QE location, duration, onset and offset are all measured using the eye-tracking technology.'

== Neural structure behind QE ==
Source:
1. Visual Information Processing: When a person focuses on the QE location, the retina captures visual information and sends it to the brain via the optic nerve.
2. Feature Detection and Processing: The visual information arrives at the brain's occipital lobe. The specific regions (V1-V8) in this lobe analyze shape, colour,  and motion, helping identify and understand crucial details for the task.
3. Attention Networks Activation: The visual information then activates the dorsal attention network (DAN) and the ventral attention network (VAN). The DAN enables us to focus on essential details by filtering distractions, which is crucial for maintaining QE's steady gaze.
4. Emotion and Memory Integration: Simultaneously, the VAN processes emotional reactions and memories, which affects performance. Ideally, effective QE training enables the DAN to suppress disruptive emotions or memories from the VAN, helping to focus.
5. Motor Response Preparation: Next, the brain's frontal regions use the processed visual and emotional information to initiate motor responses, such as making a basketball shot.
6. Execution and Feedback: Finally, the brain sends commands to act, while the cerebellum and basal ganglia refine the movement, ensuring the accuracy of the action.

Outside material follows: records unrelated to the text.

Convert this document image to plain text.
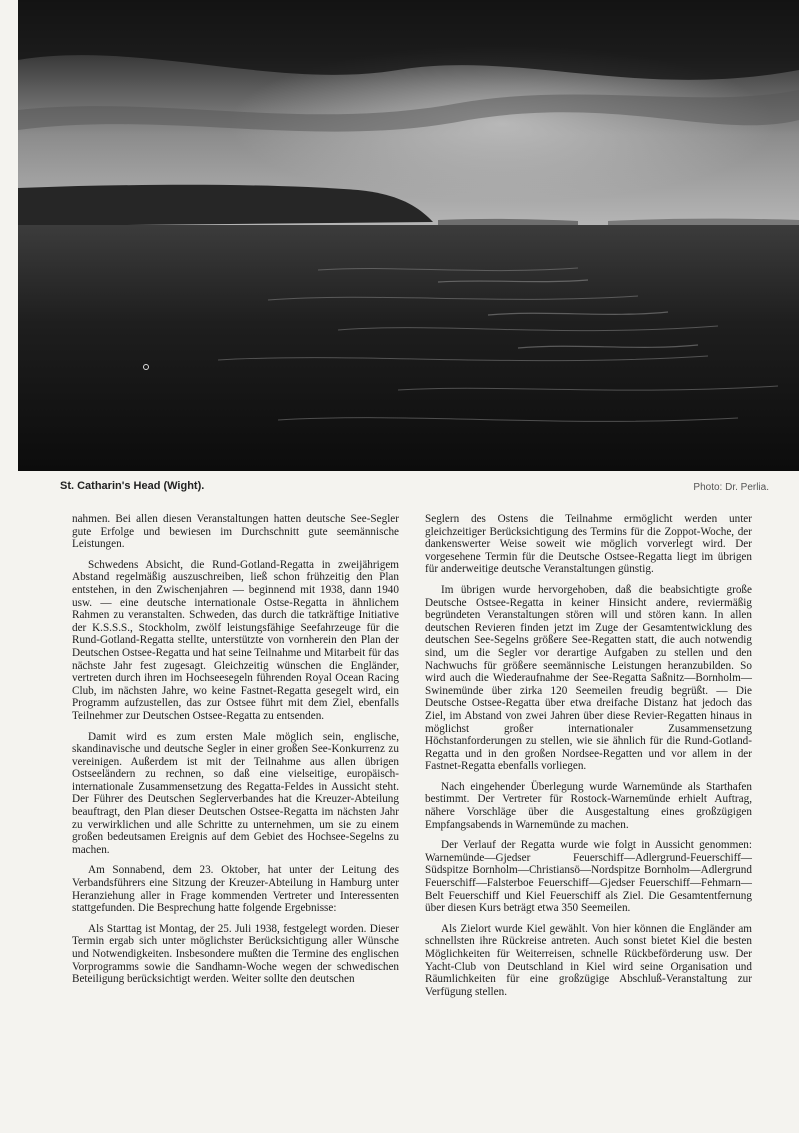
St. Catharin's Head (Wight).	Photo: Dr. Perlia.

nahmen. Bei allen diesen Veranstaltungen hatten deutsche See-Segler gute Erfolge und bewiesen im Durchschnitt gute seemännische Leistungen.

Schwedens Absicht, die Rund-Gotland-Regatta in zweijährigem Abstand regelmäßig auszuschreiben, ließ schon frühzeitig den Plan entstehen, in den Zwischenjahren — beginnend mit 1938, dann 1940 usw. — eine deutsche internationale Ostse-Regatta in ähnlichem Rahmen zu veranstalten. Schweden, das durch die tatkräftige Initiative der K.S.S.S., Stockholm, zwölf leistungsfähige Seefahrzeuge für die Rund-Gotland-Regatta stellte, unterstützte von vornherein den Plan der Deutschen Ostsee-Regatta und hat seine Teilnahme und Mitarbeit für das nächste Jahr fest zugesagt. Gleichzeitig wünschen die Engländer, vertreten durch ihren im Hochseesegeln führenden Royal Ocean Racing Club, im nächsten Jahre, wo keine Fastnet-Regatta gesegelt wird, ein Programm aufzustellen, das zur Ostsee führt mit dem Ziel, ebenfalls Teilnehmer zur Deutschen Ostsee-Regatta zu entsenden.

Damit wird es zum ersten Male möglich sein, englische, skandinavische und deutsche Segler in einer großen See-Konkurrenz zu vereinigen. Außerdem ist mit der Teilnahme aus allen übrigen Ostseeländern zu rechnen, so daß eine vielseitige, europäisch-internationale Zusammensetzung des Regatta-Feldes in Aussicht steht. Der Führer des Deutschen Seglerverbandes hat die Kreuzer-Abteilung beauftragt, den Plan dieser Deutschen Ostsee-Regatta im nächsten Jahr zu verwirklichen und alle Schritte zu unternehmen, um sie zu einem großen bedeutsamen Ereignis auf dem Gebiet des Hochsee-Segelns zu machen.

Am Sonnabend, dem 23. Oktober, hat unter der Leitung des Verbandsführers eine Sitzung der Kreuzer-Abteilung in Hamburg unter Heranziehung aller in Frage kommenden Vertreter und Interessenten stattgefunden. Die Besprechung hatte folgende Ergebnisse:

Als Starttag ist Montag, der 25. Juli 1938, festgelegt worden. Dieser Termin ergab sich unter möglichster Berücksichtigung aller Wünsche und Notwendigkeiten. Insbesondere mußten die Termine des englischen Vorprogramms sowie die Sandhamn-Woche wegen der schwedischen Beteiligung berücksichtigt werden. Weiter sollte den deutschen

Seglern des Ostens die Teilnahme ermöglicht werden unter gleichzeitiger Berücksichtigung des Termins für die Zoppot-Woche, der dankenswerter Weise soweit wie möglich vorverlegt wird. Der vorgesehene Termin für die Deutsche Ostsee-Regatta liegt im übrigen für anderweitige deutsche Veranstaltungen günstig.

Im übrigen wurde hervorgehoben, daß die beabsichtigte große Deutsche Ostsee-Regatta in keiner Hinsicht andere, reviermäßig begründeten Veranstaltungen stören will und stören kann. In allen deutschen Revieren finden jetzt im Zuge der Gesamtentwicklung des deutschen See-Segelns größere See-Regatten statt, die auch notwendig sind, um die Segler vor derartige Aufgaben zu stellen und den Nachwuchs für größere seemännische Leistungen heranzubilden. So wird auch die Wiederaufnahme der See-Regatta Saßnitz—Bornholm—Swinemünde über zirka 120 Seemeilen freudig begrüßt. — Die Deutsche Ostsee-Regatta über etwa dreifache Distanz hat jedoch das Ziel, im Abstand von zwei Jahren über diese Revier-Regatten hinaus in möglichst großer internationaler Zusammensetzung Höchstanforderungen zu stellen, wie sie ähnlich für die Rund-Gotland-Regatta und in den großen Nordsee-Regatten und vor allem in der Fastnet-Regatta ebenfalls vorliegen.

Nach eingehender Überlegung wurde Warnemünde als Starthafen bestimmt. Der Vertreter für Rostock-Warnemünde erhielt Auftrag, nähere Vorschläge über die Ausgestaltung eines großzügigen Empfangsabends in Warnemünde zu machen.

Der Verlauf der Regatta wurde wie folgt in Aussicht genommen: Warnemünde—Gjedser Feuerschiff—Adlergrund-Feuerschiff—Südspitze Bornholm—Christiansö—Nordspitze Bornholm—Adlergrund Feuerschiff—Falsterboe Feuerschiff—Gjedser Feuerschiff—Fehmarn—Belt Feuerschiff und Kiel Feuerschiff als Ziel. Die Gesamtentfernung über diesen Kurs beträgt etwa 350 Seemeilen.

Als Zielort wurde Kiel gewählt. Von hier können die Engländer am schnellsten ihre Rückreise antreten. Auch sonst bietet Kiel die besten Möglichkeiten für Weiterreisen, schnelle Rückbeförderung usw. Der Yacht-Club von Deutschland in Kiel wird seine Organisation und Räumlichkeiten für eine großzügige Abschluß-Veranstaltung zur Verfügung stellen.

==Applications and mechanism==

=== Mechanism ===
Quiet eye theory can be used both to predict performance, and sometimes, as quiet eye training, as a means to improve performance.

Quiet eye training is hypothesised to work by improving attentional control, allowing greater cognitive effort to be devoted to the principal task and as such improving motor learning and the robustness of motor skills under pressure.

=== Application ===
In 2011, an experiment was conducted to improve visual tracking and performance of athletes by using QE training sessions. Participants were divided into a control group and a training group. The training group participated in 30-minute video feedback sessions that focused on their gaze behaviour when passing the ball. As a result, the training group experienced an increase in QE duration and a faster shot movement time. Their shooting accuracy improved from 63% in the pre-test to 77% in the post-test. This improvement may be attributed to the effectiveness of Quiet Eye training in directing attention to crucial environmental areas, thereby facilitating more efficient motor execution.